La demande de produits artisanaux et durables est en hausse. En Europe, le marché de l’artisanat a généré plus de 182 milliards de dollars en 2023, comme l’indique Grand View Research, et continue de croître, porté par les consommateurs en quête d’authenticité, d’un impact environnemental réduit et d’un lien culturel plus fort avec leurs achats.

Malgré cette exigence, il reste essentiel d’expliquer la valeur ajoutée. Álvaro Merle, fondateur d’AnimalDeLux, en Espagne, partage :

« Il est compliqué d’expliquer aux consommateurs que nos prix reflètent la valeur ajoutée du produit. »

Sa marque d’accessoires pour animaux utilise des matériaux recyclés et une production locale. La communication avec les clients passe par des canaux comme Etsy, les réseaux sociaux et des plateformes collaboratives comme Precious Plastic. Álvaro souligne que pour atteindre le bon public, il faut du temps, des tests et un message clair sur la différence durable.

Intention vs. Action : l’écart entre le consommateur conscient et le consommateur conscient

Au niveau européen, les données montrent que la prise de conscience est réelle : deux tiers des consommateurs européens reconnaissent que leurs habitudes de consommation ont un impact négatif sur l’environnement et considèrent leur modification comme une solution importante, selon le Parlement européen. En pratique, cependant, cette volonté est souvent entravée par un accès limité à l’information, le scepticisme des consommateurs (craignant l’écoblanchiment) et des comparaisons de prix superficielles.

Ghalia Damak, fondatrice de CompoRoll, une entreprise tunisienne promouvant le compostage domestique, identifie un autre obstacle majeur : la résistance sociale. « J’ai parfois l’impression que les défis prennent de l’ampleur plus vite que l’entreprise », dit-elle, faisant référence aux réticences culturelles et à la difficulté d’adopter de nouvelles habitudes écologiques. Son travail dans les écoles tunisiennes permet d’organiser des ateliers de compostage pour les enfants et les communautés locales, prouvant ainsi que l’éducation est essentielle à un changement culturel durable.

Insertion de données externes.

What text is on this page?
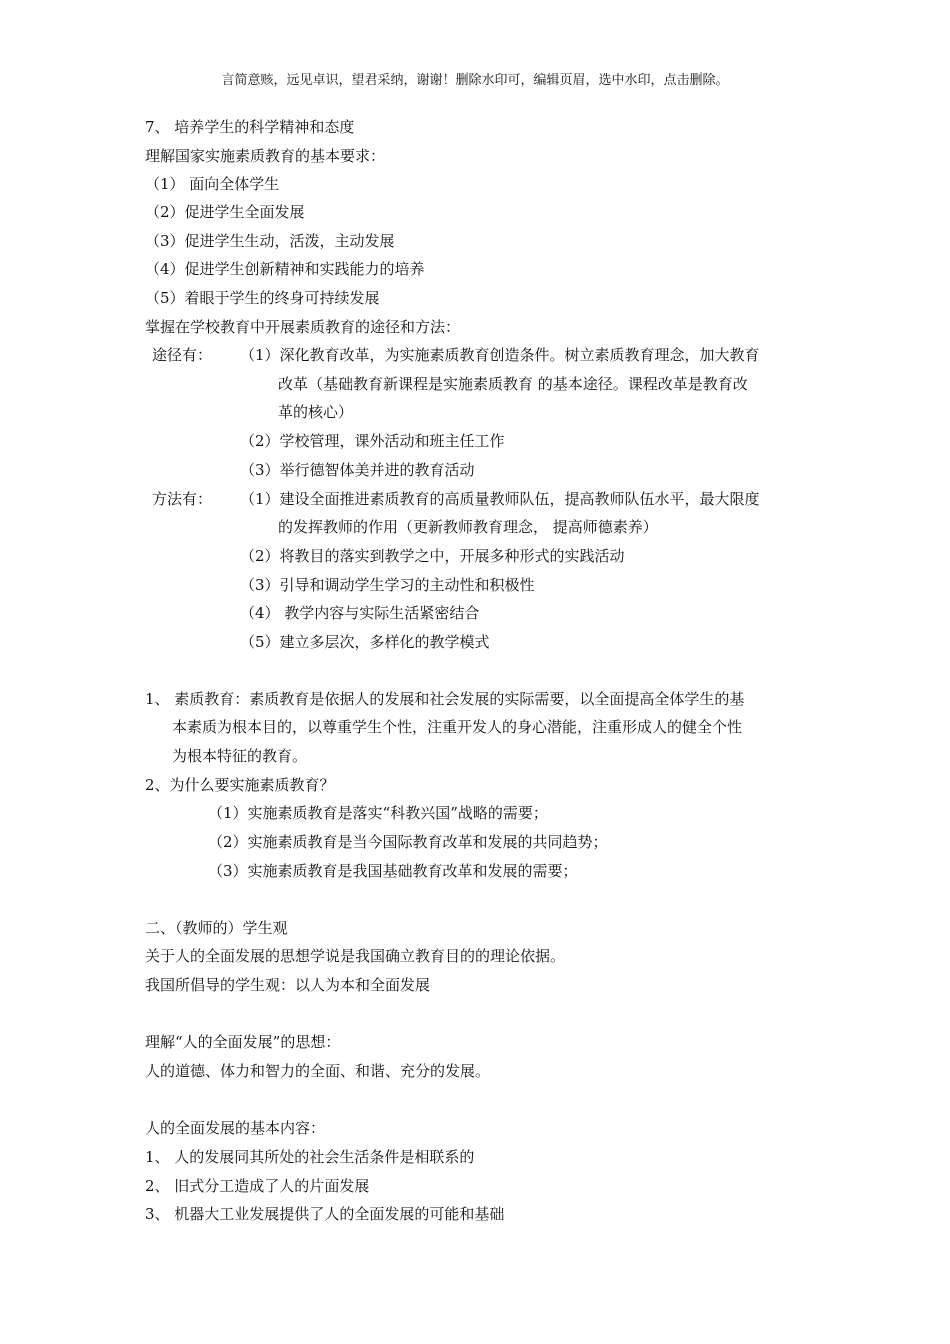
言简意赅，远见卓识，望君采纳，谢谢！删除水印可，编辑页眉，选中水印，点击删除。
7、 培养学生的科学精神和态度
理解国家实施素质教育的基本要求：
（1） 面向全体学生
（2）促进学生全面发展
（3）促进学生生动，活泼，主动发展
（4）促进学生创新精神和实践能力的培养
（5）着眼于学生的终身可持续发展
掌握在学校教育中开展素质教育的途径和方法：
途径有： （1）深化教育改革，为实施素质教育创造条件。树立素质教育理念，加大教育
改革（基础教育新课程是实施素质教育 的基本途径。课程改革是教育改
革的核心）
（2）学校管理，课外活动和班主任工作
（3）举行德智体美并进的教育活动
方法有： （1）建设全面推进素质教育的高质量教师队伍，提高教师队伍水平，最大限度
的发挥教师的作用（更新教师教育理念， 提高师德素养）
（2）将教目的落实到教学之中，开展多种形式的实践活动
（3）引导和调动学生学习的主动性和积极性
（4） 教学内容与实际生活紧密结合
（5）建立多层次，多样化的教学模式
1、 素质教育：素质教育是依据人的发展和社会发展的实际需要，以全面提高全体学生的基
本素质为根本目的，以尊重学生个性，注重开发人的身心潜能，注重形成人的健全个性
为根本特征的教育。
2、为什么要实施素质教育？
（1）实施素质教育是落实“科教兴国”战略的需要；
（2）实施素质教育是当今国际教育改革和发展的共同趋势；
（3）实施素质教育是我国基础教育改革和发展的需要；
二、（教师的）学生观
关于人的全面发展的思想学说是我国确立教育目的的理论依据。
我国所倡导的学生观：以人为本和全面发展
理解“人的全面发展”的思想：
人的道德、体力和智力的全面、和谐、充分的发展。
人的全面发展的基本内容：
1、 人的发展同其所处的社会生活条件是相联系的
2、 旧式分工造成了人的片面发展
3、 机器大工业发展提供了人的全面发展的可能和基础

Éducation, politique et communauté : soutenir la transition écologique

Tous les entrepreneurs interrogés s’accordent à dire que l’éducation est essentielle, mais c’est aussi un chemin solitaire.

 

« Impliquer le client dans l’entretien du produit est une façon de créer du lien », explique Ahmed Hussein.

Chez Wonder Box, les clients apprennent à entretenir les objets en bois en réappliquant de l’huile, une pratique qui prolonge la durée de vie du produit et approfondit la compréhension du client de sa valeur.

Des politiques publiques plus robustes, des incitations fiscales et un enseignement technique universitaire plus poussé sont des revendications récurrentes. Ahmed, par exemple, travaille avec des étudiants en design d’universités privées égyptiennes pour créer des prototypes durables. Il espère que ce type d’enseignement atteindra également le secteur public, élargissant ainsi l’accès et instaurant une culture du développement durable dès la formation professionnelle initiale.

Des entreprises comme CompoRoll démontrent également que la création de communautés est une stratégie efficace. En transformant les écoles en pôles d’apprentissage pratique, Ghalia favorise non seulement les ventes, mais aussi un changement culturel impliquant les enfants, les familles et les enseignants.

Une nouvelle conversation avec les consommateurs

Vendre un produit écologique n’est pas seulement une transaction, c’est une conversation. Et cette conversation doit être transparente, pédagogique et empathique. Les consommateurs sont plus que jamais ouverts à repenser leurs habitudes, mais ils ont toujours besoin d’être accompagnés. Les entreprises durables, comme l’ont démontré les membres de The Switchers, ne se contentent pas de vendre des produits : elles vendent des histoires, des connaissances et un objectif. Le défi n’est donc pas seulement de convaincre, mais de développer la compréhension, d’instaurer la confiance et de remodeler la relation entre producteur et consommateur.